It came as no surprise that many people were "repulsed" by the news that Adriana Iliescu, a 66-year-old Romanian, had become "the oldest woman ever to give birth", said Melanie Reid in the Glasgow Herald. "It's all wrong. It's the nativity scene defaced ... an offence against both the Bible and Darwinism, not to mention common sense."
And yet, Reid said, isn't this "hostile" reaction unfair to an older woman daring "to seek fulfilment"? When a young mother who is "physically and mentally incapable of caring for a child" gives birth, we are neither outraged nor do we "challenge her right to do so". Ms Iliescu, at least, "can offer her child stability and a lifetime's accumulation of maternal love and devotion". This, above all other considerations, is what matters most, Reid reckoned.

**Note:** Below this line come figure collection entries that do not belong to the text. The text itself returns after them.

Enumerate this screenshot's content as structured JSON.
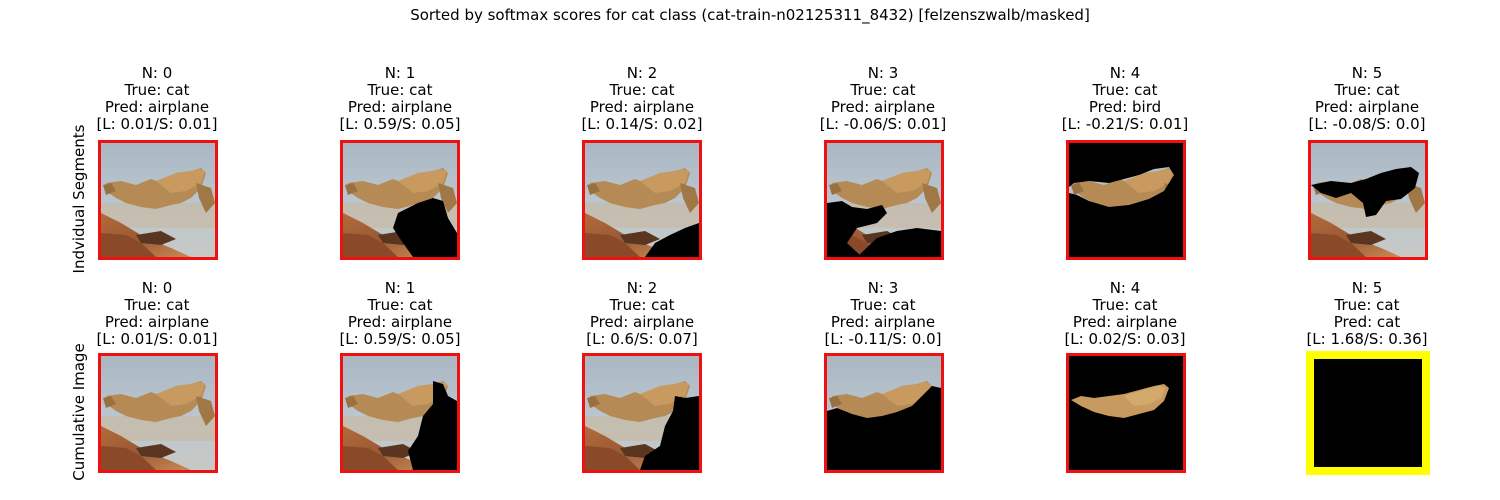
{
  "figure": {
    "title": "Sorted by softmax scores for cat class (cat-train-n02125311_8432) [felzenszwalb/masked]",
    "row_labels": [
      "Indvidual Segments",
      "Cumulative Image"
    ],
    "colors": {
      "default_border": "#ee1111",
      "highlight_border": "#ffff00"
    }
  },
  "rows": [
    {
      "name": "individual",
      "panels": [
        {
          "n": "N: 0",
          "true": "True: cat",
          "pred": "Pred: airplane",
          "scores": "[L: 0.01/S: 0.01]"
        },
        {
          "n": "N: 1",
          "true": "True: cat",
          "pred": "Pred: airplane",
          "scores": "[L: 0.59/S: 0.05]"
        },
        {
          "n": "N: 2",
          "true": "True: cat",
          "pred": "Pred: airplane",
          "scores": "[L: 0.14/S: 0.02]"
        },
        {
          "n": "N: 3",
          "true": "True: cat",
          "pred": "Pred: airplane",
          "scores": "[L: -0.06/S: 0.01]"
        },
        {
          "n": "N: 4",
          "true": "True: cat",
          "pred": "Pred: bird",
          "scores": "[L: -0.21/S: 0.01]"
        },
        {
          "n": "N: 5",
          "true": "True: cat",
          "pred": "Pred: airplane",
          "scores": "[L: -0.08/S: 0.0]"
        }
      ]
    },
    {
      "name": "cumulative",
      "panels": [
        {
          "n": "N: 0",
          "true": "True: cat",
          "pred": "Pred: airplane",
          "scores": "[L: 0.01/S: 0.01]"
        },
        {
          "n": "N: 1",
          "true": "True: cat",
          "pred": "Pred: airplane",
          "scores": "[L: 0.59/S: 0.05]"
        },
        {
          "n": "N: 2",
          "true": "True: cat",
          "pred": "Pred: airplane",
          "scores": "[L: 0.6/S: 0.07]"
        },
        {
          "n": "N: 3",
          "true": "True: cat",
          "pred": "Pred: airplane",
          "scores": "[L: -0.11/S: 0.0]"
        },
        {
          "n": "N: 4",
          "true": "True: cat",
          "pred": "Pred: airplane",
          "scores": "[L: 0.02/S: 0.03]"
        },
        {
          "n": "N: 5",
          "true": "True: cat",
          "pred": "Pred: cat",
          "scores": "[L: 1.68/S: 0.36]"
        }
      ]
    }
  ]
}
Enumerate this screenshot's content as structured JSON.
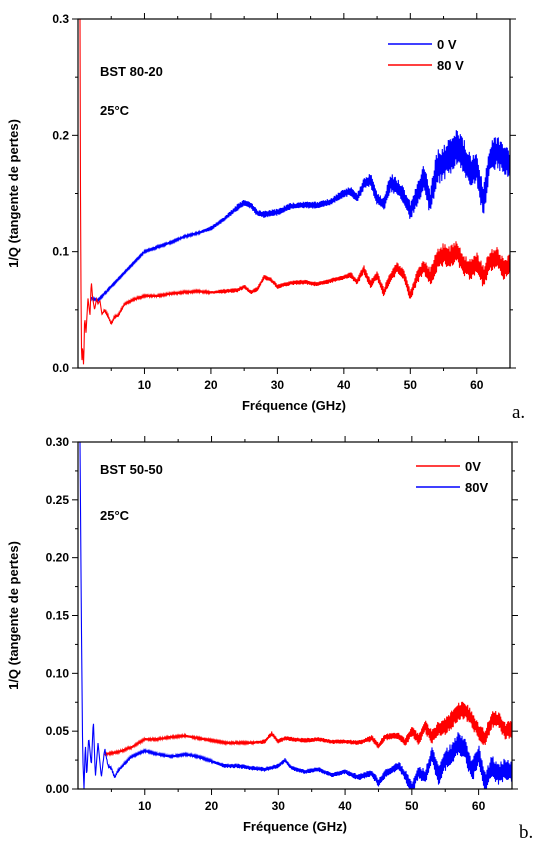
{
  "chart_data": [
    {
      "type": "line",
      "panel_label": "a.",
      "xlabel": "Fréquence (GHz)",
      "ylabel": "1/Q (tangente de pertes)",
      "xlim": [
        0,
        65
      ],
      "ylim": [
        0,
        0.3
      ],
      "x_ticks": [
        10,
        20,
        30,
        40,
        50,
        60
      ],
      "x_tick_labels": [
        "10",
        "20",
        "30",
        "40",
        "50",
        "60"
      ],
      "y_ticks": [
        0,
        0.1,
        0.2,
        0.3
      ],
      "y_tick_labels": [
        "0.0",
        "0.1",
        "0.2",
        "0.3"
      ],
      "annotations": [
        "BST 80-20",
        "25°C"
      ],
      "legend_position": "top-right",
      "series": [
        {
          "name": "0 V",
          "color": "#0000ff",
          "x": [
            2,
            3,
            4,
            5,
            6,
            8,
            10,
            12,
            14,
            16,
            18,
            20,
            22,
            24,
            25,
            26,
            27,
            28,
            30,
            32,
            34,
            36,
            38,
            40,
            41,
            42,
            43,
            44,
            45,
            46,
            47,
            48,
            49,
            50,
            51,
            52,
            53,
            54,
            55,
            56,
            57,
            58,
            59,
            60,
            61,
            62,
            63,
            64,
            65
          ],
          "y": [
            0.06,
            0.058,
            0.064,
            0.07,
            0.076,
            0.088,
            0.1,
            0.104,
            0.108,
            0.113,
            0.116,
            0.12,
            0.128,
            0.138,
            0.142,
            0.14,
            0.133,
            0.132,
            0.134,
            0.139,
            0.14,
            0.14,
            0.143,
            0.15,
            0.152,
            0.146,
            0.158,
            0.162,
            0.146,
            0.14,
            0.16,
            0.155,
            0.148,
            0.135,
            0.148,
            0.165,
            0.142,
            0.172,
            0.176,
            0.182,
            0.19,
            0.182,
            0.17,
            0.172,
            0.142,
            0.18,
            0.186,
            0.18,
            0.175
          ],
          "noise": [
            0.001,
            0.001,
            0.001,
            0.001,
            0.001,
            0.001,
            0.001,
            0.001,
            0.001,
            0.001,
            0.001,
            0.002,
            0.002,
            0.003,
            0.003,
            0.003,
            0.003,
            0.003,
            0.003,
            0.003,
            0.003,
            0.003,
            0.003,
            0.004,
            0.004,
            0.004,
            0.005,
            0.006,
            0.006,
            0.006,
            0.008,
            0.008,
            0.008,
            0.008,
            0.01,
            0.012,
            0.012,
            0.015,
            0.016,
            0.016,
            0.016,
            0.016,
            0.014,
            0.014,
            0.014,
            0.014,
            0.014,
            0.014,
            0.014
          ]
        },
        {
          "name": "80 V",
          "color": "#ff0000",
          "x": [
            0.3,
            0.4,
            0.55,
            0.7,
            0.85,
            1.0,
            1.2,
            1.5,
            1.8,
            2.0,
            2.2,
            2.5,
            2.8,
            3.0,
            3.3,
            3.6,
            4.0,
            4.5,
            5.0,
            5.5,
            6.0,
            7.0,
            8.0,
            10,
            12,
            14,
            16,
            18,
            20,
            22,
            24,
            25,
            26,
            27,
            28,
            29,
            30,
            32,
            34,
            36,
            38,
            40,
            41,
            42,
            43,
            44,
            45,
            46,
            47,
            48,
            49,
            50,
            51,
            52,
            53,
            54,
            55,
            56,
            57,
            58,
            59,
            60,
            61,
            62,
            63,
            64,
            65
          ],
          "y": [
            0.3,
            0.1,
            0.0,
            0.02,
            0.0,
            0.045,
            0.03,
            0.06,
            0.045,
            0.075,
            0.06,
            0.05,
            0.06,
            0.055,
            0.058,
            0.046,
            0.05,
            0.045,
            0.038,
            0.044,
            0.045,
            0.055,
            0.058,
            0.062,
            0.062,
            0.064,
            0.065,
            0.066,
            0.065,
            0.066,
            0.067,
            0.07,
            0.065,
            0.068,
            0.078,
            0.076,
            0.07,
            0.073,
            0.074,
            0.072,
            0.075,
            0.078,
            0.08,
            0.074,
            0.085,
            0.072,
            0.08,
            0.065,
            0.078,
            0.086,
            0.08,
            0.062,
            0.078,
            0.087,
            0.078,
            0.092,
            0.098,
            0.095,
            0.101,
            0.088,
            0.085,
            0.09,
            0.078,
            0.092,
            0.095,
            0.085,
            0.088
          ],
          "noise": [
            0,
            0,
            0,
            0,
            0,
            0,
            0,
            0,
            0,
            0,
            0,
            0,
            0,
            0,
            0,
            0,
            0.001,
            0.001,
            0.001,
            0.001,
            0.001,
            0.001,
            0.001,
            0.001,
            0.001,
            0.001,
            0.001,
            0.001,
            0.001,
            0.002,
            0.002,
            0.002,
            0.002,
            0.002,
            0.002,
            0.002,
            0.002,
            0.002,
            0.002,
            0.002,
            0.002,
            0.002,
            0.003,
            0.003,
            0.004,
            0.004,
            0.004,
            0.004,
            0.005,
            0.005,
            0.005,
            0.005,
            0.006,
            0.007,
            0.008,
            0.01,
            0.01,
            0.01,
            0.01,
            0.01,
            0.01,
            0.01,
            0.01,
            0.01,
            0.01,
            0.01,
            0.01
          ]
        }
      ]
    },
    {
      "type": "line",
      "panel_label": "b.",
      "xlabel": "Fréquence (GHz)",
      "ylabel": "1/Q (tangente de pertes)",
      "xlim": [
        0,
        65
      ],
      "ylim": [
        0,
        0.3
      ],
      "x_ticks": [
        10,
        20,
        30,
        40,
        50,
        60
      ],
      "x_tick_labels": [
        "10",
        "20",
        "30",
        "40",
        "50",
        "60"
      ],
      "y_ticks": [
        0,
        0.05,
        0.1,
        0.15,
        0.2,
        0.25,
        0.3
      ],
      "y_tick_labels": [
        "0.00",
        "0.05",
        "0.10",
        "0.15",
        "0.20",
        "0.25",
        "0.30"
      ],
      "annotations": [
        "BST 50-50",
        "25°C"
      ],
      "legend_position": "top-right",
      "series": [
        {
          "name": "0V",
          "color": "#ff0000",
          "x": [
            4,
            6,
            8,
            10,
            12,
            14,
            16,
            18,
            20,
            22,
            24,
            26,
            28,
            29,
            30,
            31,
            32,
            34,
            36,
            38,
            40,
            42,
            44,
            45,
            46,
            48,
            49,
            50,
            51,
            52,
            53,
            54,
            55,
            56,
            57,
            58,
            59,
            60,
            61,
            62,
            63,
            64,
            65
          ],
          "y": [
            0.03,
            0.032,
            0.036,
            0.043,
            0.043,
            0.045,
            0.046,
            0.044,
            0.042,
            0.04,
            0.04,
            0.04,
            0.041,
            0.048,
            0.041,
            0.044,
            0.043,
            0.042,
            0.043,
            0.041,
            0.041,
            0.04,
            0.044,
            0.037,
            0.045,
            0.046,
            0.04,
            0.05,
            0.043,
            0.054,
            0.045,
            0.052,
            0.054,
            0.06,
            0.067,
            0.068,
            0.06,
            0.05,
            0.044,
            0.06,
            0.06,
            0.05,
            0.052
          ],
          "noise": [
            0.001,
            0.001,
            0.001,
            0.001,
            0.001,
            0.001,
            0.001,
            0.001,
            0.001,
            0.001,
            0.001,
            0.001,
            0.002,
            0.002,
            0.002,
            0.002,
            0.002,
            0.002,
            0.002,
            0.002,
            0.002,
            0.002,
            0.003,
            0.003,
            0.003,
            0.003,
            0.004,
            0.005,
            0.005,
            0.006,
            0.006,
            0.007,
            0.008,
            0.008,
            0.008,
            0.008,
            0.008,
            0.008,
            0.008,
            0.008,
            0.008,
            0.008,
            0.008
          ]
        },
        {
          "name": "80V",
          "color": "#0000ff",
          "x": [
            0.3,
            0.5,
            0.7,
            0.9,
            1.1,
            1.3,
            1.6,
            2.0,
            2.3,
            2.6,
            3.0,
            3.5,
            4.0,
            4.5,
            5.0,
            5.5,
            6.0,
            7.0,
            8.0,
            10,
            12,
            14,
            16,
            18,
            20,
            22,
            24,
            26,
            28,
            30,
            31,
            32,
            34,
            36,
            38,
            40,
            42,
            44,
            45,
            46,
            48,
            49,
            50,
            51,
            52,
            53,
            54,
            55,
            56,
            57,
            58,
            59,
            60,
            61,
            62,
            63,
            64,
            65
          ],
          "y": [
            0.3,
            0.15,
            0.03,
            0.0,
            0.04,
            0.01,
            0.045,
            0.02,
            0.06,
            0.01,
            0.04,
            0.01,
            0.035,
            0.02,
            0.018,
            0.01,
            0.016,
            0.022,
            0.028,
            0.033,
            0.03,
            0.028,
            0.03,
            0.028,
            0.024,
            0.02,
            0.02,
            0.018,
            0.017,
            0.02,
            0.025,
            0.018,
            0.015,
            0.017,
            0.012,
            0.015,
            0.01,
            0.014,
            0.005,
            0.013,
            0.02,
            0.012,
            0.0,
            0.015,
            0.01,
            0.03,
            0.012,
            0.025,
            0.03,
            0.04,
            0.034,
            0.015,
            0.03,
            0.005,
            0.02,
            0.012,
            0.018,
            0.015
          ],
          "noise": [
            0,
            0,
            0,
            0,
            0,
            0,
            0,
            0,
            0,
            0,
            0,
            0,
            0.001,
            0.001,
            0.001,
            0.001,
            0.001,
            0.001,
            0.001,
            0.001,
            0.001,
            0.001,
            0.001,
            0.001,
            0.001,
            0.002,
            0.002,
            0.002,
            0.002,
            0.002,
            0.002,
            0.002,
            0.002,
            0.002,
            0.002,
            0.002,
            0.003,
            0.003,
            0.004,
            0.004,
            0.004,
            0.005,
            0.006,
            0.006,
            0.007,
            0.008,
            0.009,
            0.01,
            0.01,
            0.01,
            0.01,
            0.01,
            0.01,
            0.01,
            0.01,
            0.01,
            0.01,
            0.01
          ]
        }
      ]
    }
  ]
}
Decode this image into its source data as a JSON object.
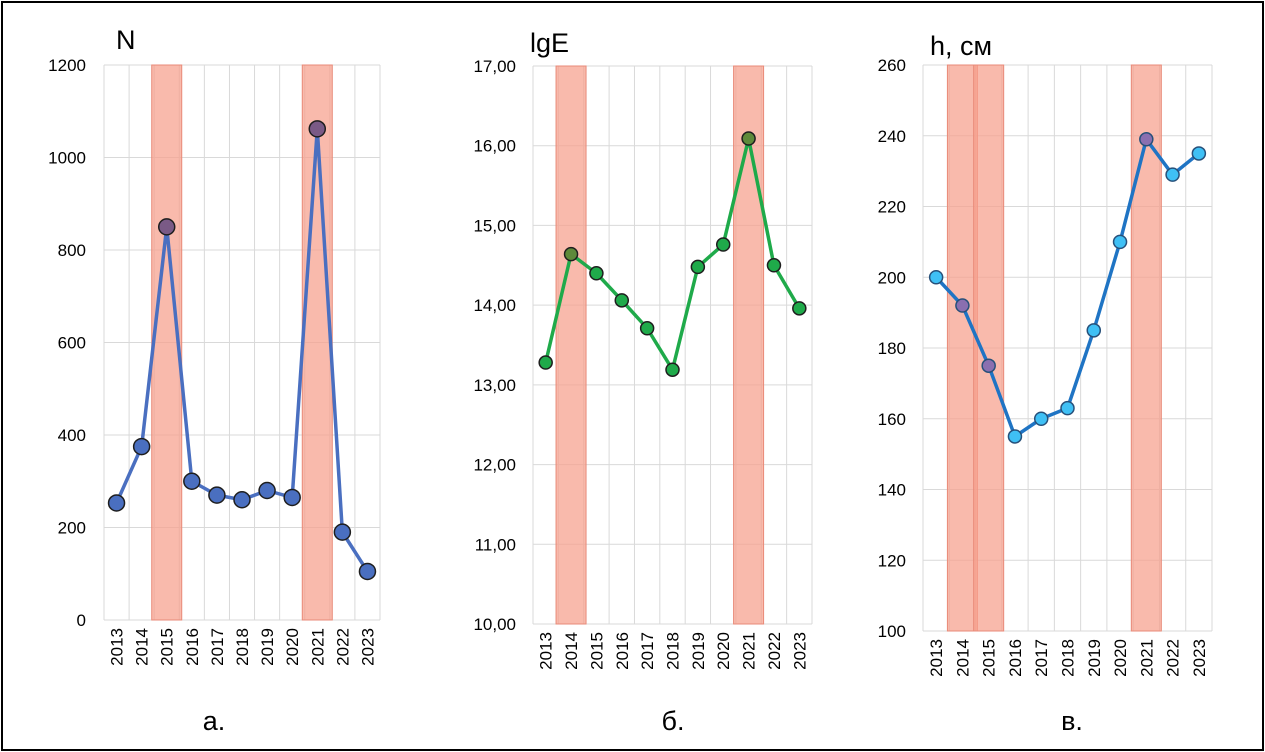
{
  "chart_data": [
    {
      "type": "line",
      "title": "N",
      "panel_label": "а.",
      "categories": [
        "2013",
        "2014",
        "2015",
        "2016",
        "2017",
        "2018",
        "2019",
        "2020",
        "2021",
        "2022",
        "2023"
      ],
      "values": [
        253,
        375,
        850,
        300,
        270,
        260,
        280,
        265,
        1062,
        190,
        105
      ],
      "ylim": [
        0,
        1200
      ],
      "yticks": [
        "0",
        "200",
        "400",
        "600",
        "800",
        "1000",
        "1200"
      ],
      "highlight_years": [
        "2015",
        "2021"
      ],
      "grid": true,
      "colors": {
        "line": "#4a6fc0",
        "marker": "#4a6fc0",
        "marker_highlight": "#7a5a86",
        "band": "#f7a08c"
      }
    },
    {
      "type": "line",
      "title": "lgE",
      "panel_label": "б.",
      "categories": [
        "2013",
        "2014",
        "2015",
        "2016",
        "2017",
        "2018",
        "2019",
        "2020",
        "2021",
        "2022",
        "2023"
      ],
      "values": [
        13.28,
        14.64,
        14.4,
        14.06,
        13.71,
        13.19,
        14.48,
        14.76,
        16.09,
        14.5,
        13.96
      ],
      "ylim": [
        10,
        17
      ],
      "yticks": [
        "10,00",
        "11,00",
        "12,00",
        "13,00",
        "14,00",
        "15,00",
        "16,00",
        "17,00"
      ],
      "highlight_years": [
        "2014",
        "2021"
      ],
      "grid": true,
      "colors": {
        "line": "#1faa4a",
        "marker": "#1faa4a",
        "marker_highlight": "#5e8a3a",
        "band": "#f7a08c"
      }
    },
    {
      "type": "line",
      "title": "h, см",
      "panel_label": "в.",
      "categories": [
        "2013",
        "2014",
        "2015",
        "2016",
        "2017",
        "2018",
        "2019",
        "2020",
        "2021",
        "2022",
        "2023"
      ],
      "values": [
        200,
        192,
        175,
        155,
        160,
        163,
        185,
        210,
        239,
        229,
        235
      ],
      "ylim": [
        100,
        260
      ],
      "yticks": [
        "100",
        "120",
        "140",
        "160",
        "180",
        "200",
        "220",
        "240",
        "260"
      ],
      "highlight_years": [
        "2014",
        "2015",
        "2021"
      ],
      "grid": true,
      "colors": {
        "line": "#1f74c4",
        "marker": "#3fc0f5",
        "marker_highlight": "#8a6fb0",
        "band": "#f7a08c"
      }
    }
  ]
}
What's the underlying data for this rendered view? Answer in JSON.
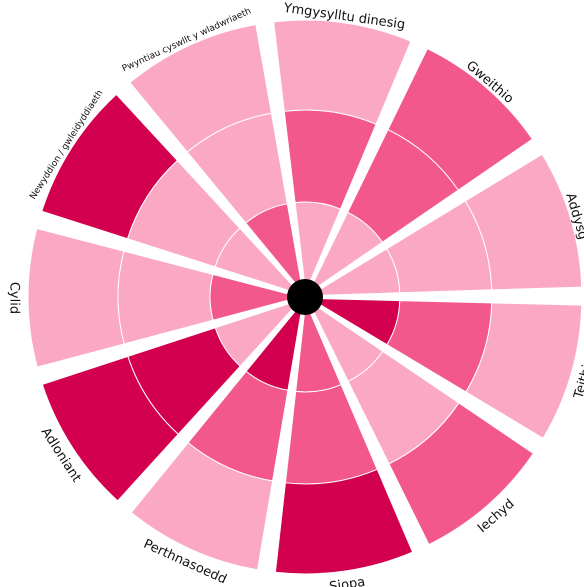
{
  "chart_data": {
    "type": "radial-rings",
    "categories": [
      "Ymgysylltu dinesig",
      "Gweithio",
      "Addysg",
      "Teithio",
      "Iechyd",
      "Siopa",
      "Perthnasoedd",
      "Adloniant",
      "Cylid",
      "Newyddion / gwleidyddiaeth",
      "Pwyntiau cyswllt y wladwriaeth"
    ],
    "levels": [
      [
        1,
        2,
        1
      ],
      [
        1,
        2,
        2
      ],
      [
        1,
        1,
        1
      ],
      [
        3,
        2,
        1
      ],
      [
        1,
        1,
        2
      ],
      [
        2,
        2,
        3
      ],
      [
        3,
        2,
        1
      ],
      [
        1,
        3,
        3
      ],
      [
        2,
        1,
        1
      ],
      [
        1,
        1,
        3
      ],
      [
        2,
        1,
        1
      ]
    ],
    "colors": [
      "#fba8c4",
      "#f3588c",
      "#d2004e"
    ]
  }
}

The Daily Express's Anne Atkins was equally supportive. "We are created to increase and multiply," even if this means resorting to IVF "when our bodies are too old to reproduce without help", she said. It was wrong to accuse Ms Iliescu of selfishness, when "all breeding" is both selfish and "paradoxically ... the most unselfish act we ever engage in ... We give our children an opportunity simply by giving birth to them. Life is better than oblivion."
But Deborah Orr, in the Independent, was unconvinced by Ms Iliescu's "limited success" at motherhood. After nine years of fertility treatment, she merely provided a "surrogate womb for somebody else's fertilised egg", which amounted to "nothing but an elaborate, expensive and grotesque form of adoption", carried out to satisfy the whim of "an obsessed old woman". Only a psychiatrist, said Orr, could have treated this "demented desire".
The Scotsman's Gillian Bowditch, meanwhile, was worried that "this macabre experiment" had given "the whole discipline of assisted reproduction a bad reputation". It damaged the hopes of infertile couples by raising "unrealistic expectations".
In the Daily Mail , Amanda Platell was outraged the baby would end up with "an old woman in a nursing home" for a mother. "It is not every woman's destiny, or human right, to become a mother," she argued. "Old women having babies is wrong ... Parenthood is a job for life, not for a few twilight years."